[Tex/LaTex] Issue with diacritics in Romanian language document

copy/pastefont-encodingspdfpdftex

I have a document that uses Romanian language, characters with diacritics. It is created using TexWorks.
My document looks like this:

\usepackage[utf8]{inputenc}
\usepackage[romanian]{babel}

ca răspuns la anunțul dumneavoastră

It looks fine when viewing it in a PDF reader. When I try to copy the text from PDF to notepad, it outputs:

ca r˘ aspuns la anunt , ul

This is copied instead of the original input. Can someone please shed some light as to why it does this?

Best Answer

There is currently no font encoding fully supporting Romanian, I'm afraid. New fonts should be created: not from scratch, but it would be a big job and you'd not have many of them available anyway.

The problem is that in the standard encoding OT1, no accented letter is present; with T1 the situation is slightly better because ÂâÎîĂă are present as precomposed characters, but ȘșȚț aren't, so they have to be built from other pieces.

This has two bad consequences: Romanian words cannot be hyphenated properly beyond ȘșȚț and the characters cannot be safely copied from the PDF. A not really easy workaround for copying is available with the accsupp package, which however only works with Adobe Acrobat and no other viewer that I know of.

The T1 encoding unfortunately has ŞşŢţ which are not good enough for good Romanian typography. The reason is historical: when the T1 encoding was decided upon, support for Turkish was easy to add and the language has Şş; the “t” with the cedilla was added (and it was wrong to begin with, in my opinion).

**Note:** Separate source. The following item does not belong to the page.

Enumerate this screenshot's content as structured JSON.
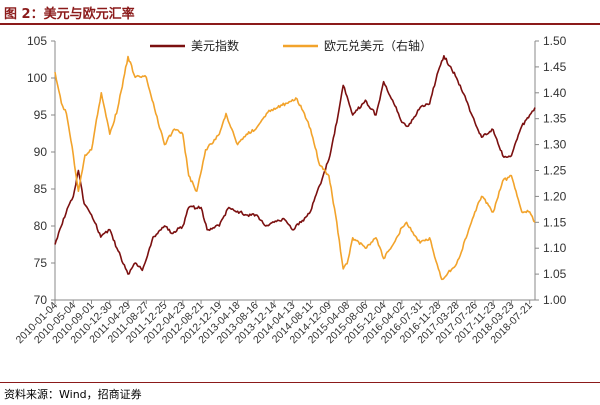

With XeLaTeX/LuaLaTeX the situation is much better: many fonts support the Romanian letters ŞşŢţ as well as the other ones. The following works out of the box with XeLaTeX/LuaLaTeX:

\documentclass{article}
\usepackage[romanian]{babel}
\usepackage{fontspec}

\begin{document}

ca răspuns la anunțul dumneavoastră

\end{document}

enter image description here

and copy/paste from the PDF gives

ca răspuns la anunțul dumneavoastră